After a long, drawn-out sigh he explained, “A damn gaggle of 'em, all lookers, showed up 'round 'bout three o'clock an' went inside. Apparently Larissa swapped outfits wit' one of 'em, matched her size an' build to a T. Walked out on her own free will, right dab in the middle of the flock.”
I swore I needed my own Jimtionary. It took me a moment to figure out what a gaggle and a flock had to do with any damn thing. I was out of the picture booth, cell phone on my shoulder, Lataya on my hip, and Trey dragging his damn feet, pouting beside me before Jim could even finish his explanation.
“Mommeeee, you forgot our pictur—”
I shot him that mother's shut-up-and-bring-yo'-ass-or-meet-certain-death look, stopping him dead ass in the middle of his whining. I'd definitely perfected that shit over the years.

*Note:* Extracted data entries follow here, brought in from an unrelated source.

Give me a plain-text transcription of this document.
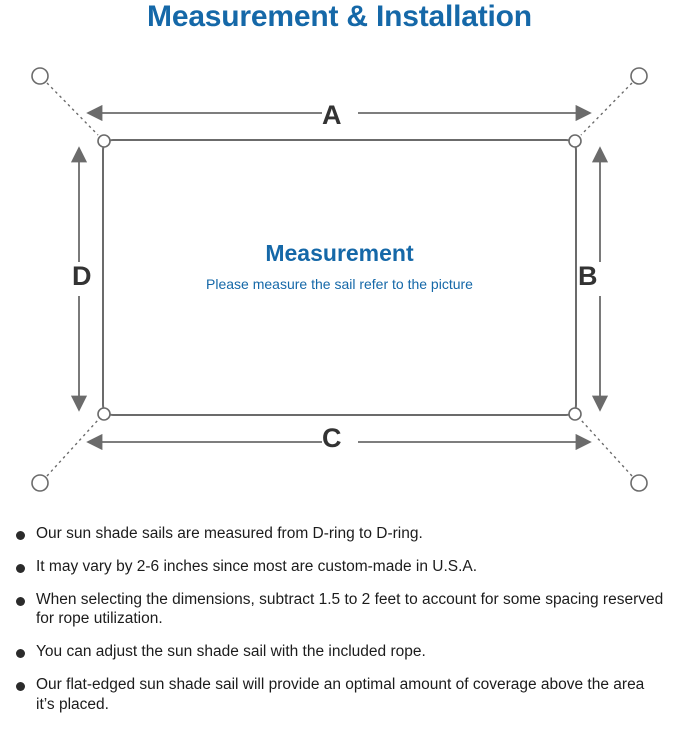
Measurement & Installation
A
B
C
D
Measurement
Please measure the sail refer to the picture
Our sun shade sails are measured from D-ring to D-ring.
It may vary by 2-6 inches since most are custom-made in U.S.A.
When selecting the dimensions, subtract 1.5 to 2 feet to account for some spacing reserved for rope utilization.
You can adjust the sun shade sail with the included rope.
Our flat-edged sun shade sail will provide an optimal amount of coverage above the area it’s placed.
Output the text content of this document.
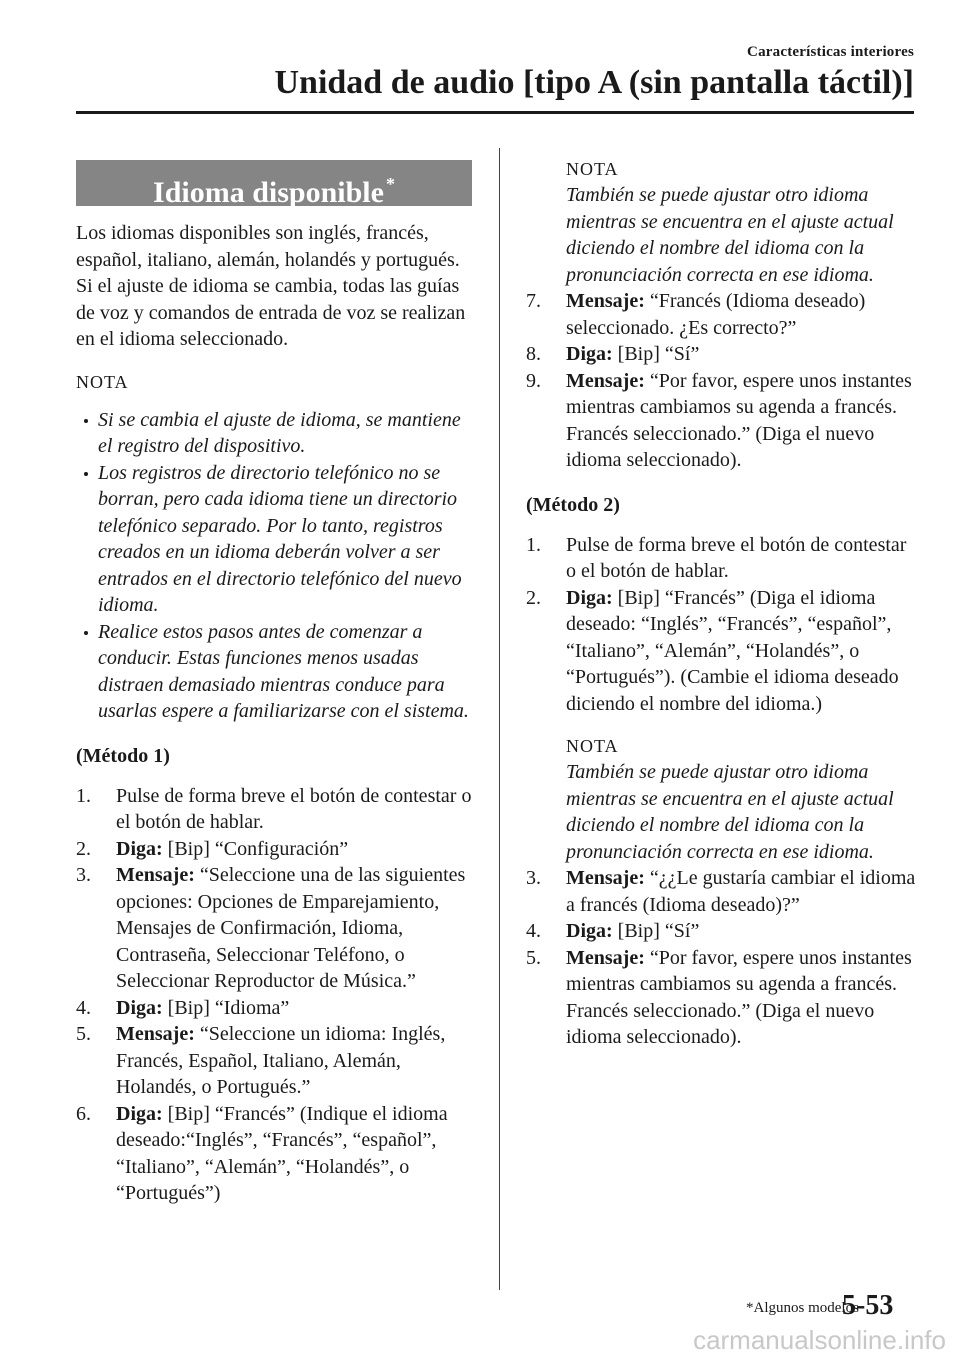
Características interiores
Unidad de audio [tipo A (sin pantalla táctil)]
Idioma disponible *

Los idiomas disponibles son inglés, francés, español, italiano, alemán, holandés y portugués. Si el ajuste de idioma se cambia, todas las guías de voz y comandos de entrada de voz se realizan en el idioma seleccionado.

NOTA

Si se cambia el ajuste de idioma, se mantiene el registro del dispositivo.
Los registros de directorio telefónico no se borran, pero cada idioma tiene un directorio telefónico separado. Por lo tanto, registros creados en un idioma deberán volver a ser entrados en el directorio telefónico del nuevo idioma.
Realice estos pasos antes de comenzar a conducir. Estas funciones menos usadas distraen demasiado mientras conduce para usarlas espere a familiarizarse con el sistema.

(Método 1)

1. Pulse de forma breve el botón de contestar o el botón de hablar.
2. Diga: [Bip] “Configuración”
3. Mensaje: “Seleccione una de las siguientes opciones: Opciones de Emparejamiento, Mensajes de Confirmación, Idioma, Contraseña, Seleccionar Teléfono, o Seleccionar Reproductor de Música.”
4. Diga: [Bip] “Idioma”
5. Mensaje: “Seleccione un idioma: Inglés, Francés, Español, Italiano, Alemán, Holandés, o Portugués.”
6. Diga: [Bip] “Francés” (Indique el idioma deseado:“Inglés”, “Francés”, “español”, “Italiano”, “Alemán”, “Holandés”, o “Portugués”)

NOTA

También se puede ajustar otro idioma mientras se encuentra en el ajuste actual diciendo el nombre del idioma con la pronunciación correcta en ese idioma.

7. Mensaje: “Francés (Idioma deseado) seleccionado. ¿Es correcto?”
8. Diga: [Bip] “Sí”
9. Mensaje: “Por favor, espere unos instantes mientras cambiamos su agenda a francés. Francés seleccionado.” (Diga el nuevo idioma seleccionado).

(Método 2)

1. Pulse de forma breve el botón de contestar o el botón de hablar.
2. Diga: [Bip] “Francés” (Diga el idioma deseado: “Inglés”, “Francés”, “español”, “Italiano”, “Alemán”, “Holandés”, o “Portugués”). (Cambie el idioma deseado diciendo el nombre del idioma.)

NOTA

También se puede ajustar otro idioma mientras se encuentra en el ajuste actual diciendo el nombre del idioma con la pronunciación correcta en ese idioma.

3. Mensaje: “¿¿Le gustaría cambiar el idioma a francés (Idioma deseado)?”
4. Diga: [Bip] “Sí”
5. Mensaje: “Por favor, espere unos instantes mientras cambiamos su agenda a francés. Francés seleccionado.” (Diga el nuevo idioma seleccionado).
*Algunos modelos
5-53
carmanualsonline.info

“Keith said he recognized one of the young ladies. The driver was the one y'all like to associate wit', Yylannia. She was a part of the high jinks. The decoy, as we called her, caught a cab 'bout ten minutes ago an' that's when he noticed it wasn't Larissa. He went inside to look fer her, put two an' two together.”

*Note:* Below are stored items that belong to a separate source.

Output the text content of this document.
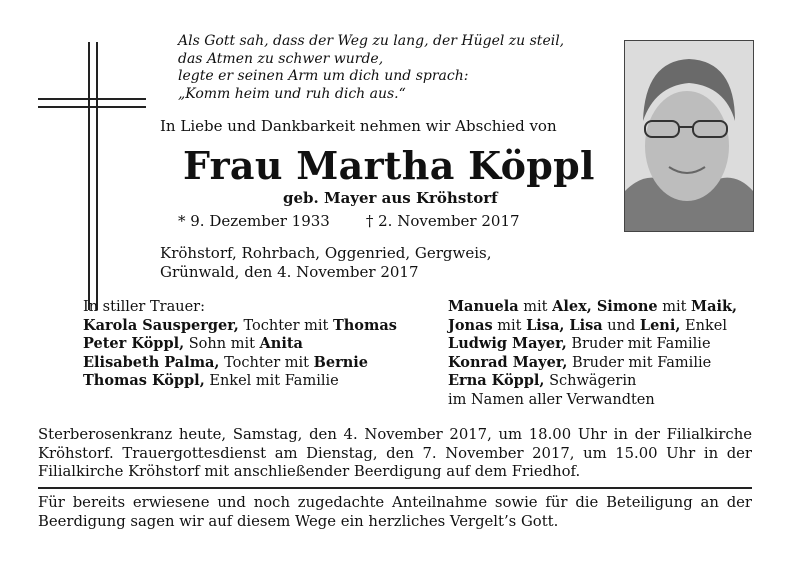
Als Gott sah, dass der Weg zu lang, der Hügel zu steil,
das Atmen zu schwer wurde,
legte er seinen Arm um dich und sprach:
„Komm heim und ruh dich aus.“
In Liebe und Dankbarkeit nehmen wir Abschied von
Frau Martha Köppl
geb. Mayer aus Kröhstorf
* 9. Dezember 1933 † 2. November 2017
Kröhstorf, Rohrbach, Oggenried, Gergweis,
Grünwald, den 4. November 2017
In stiller Trauer:
Karola Sausperger, Tochter mit Thomas
Peter Köppl, Sohn mit Anita
Elisabeth Palma, Tochter mit Bernie
Thomas Köppl, Enkel mit Familie
Manuela mit Alex, Simone mit Maik,
Jonas mit Lisa, Lisa und Leni, Enkel
Ludwig Mayer, Bruder mit Familie
Konrad Mayer, Bruder mit Familie
Erna Köppl, Schwägerin
im Namen aller Verwandten
Sterberosenkranz heute, Samstag, den 4. November 2017, um 18.00 Uhr in der Filialkirche Kröhstorf. Trauergottesdienst am Dienstag, den 7. November 2017, um 15.00 Uhr in der Filialkirche Kröhstorf mit anschließender Beerdigung auf dem Friedhof.
Für bereits erwiesene und noch zugedachte Anteilnahme sowie für die Beteiligung an der Beerdigung sagen wir auf diesem Wege ein herzliches Vergelt’s Gott.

I tried to feel a little more at ease knowing that she was with Lania, but I knew Ris all too well. With everything that'd happened lately, this shit was her way of acting out. She was trying to do something she shouldn't be doing in order to cope with our shit and all the drama. Lania just so happened to be her enabler.
I buckled the kids into their car seats, upset that once again my babies had to take back burner to some more bullshit.
“Thank you, Jim. I'll call her and Keyshawn to see if he's seen them. I'm on my way home now.” I dialed Ris's number first, instantly becoming livid when my call went straight to voice mail.
Childish, absolutely fucking childish.
Yes, I'd blacklisted her number when I left the house with the kids but it was only because I already knew she would call me every five fucking minutes and I didn't want my phone going off all damn day. All it did was send her calls straight to voice mail and any texts she'd send would go to a waiting box. I checked my phone and was surprised when I saw zero voice mails and had zero waiting texts. This was just fucking great; now she wanted to be on some tit-for-tat petty shit by turning off her damn phone.
I dialed Key's number. It rang repeatedly before his voice mail came on. I hung up. It just didn't feel right to leave him a message about my wife missing, not after we'd spent such a nice day together. We'd taken the kids to the park and a duck feeding pond; afterward I sat with the kids and watched movies in his living room while Key was busy in the kitchen making us lunch. That's what a family was supposed to feel like. Not this constant push-pull, give and keep on giving situation I was in, that I had the nerve to be calling a damn marriage.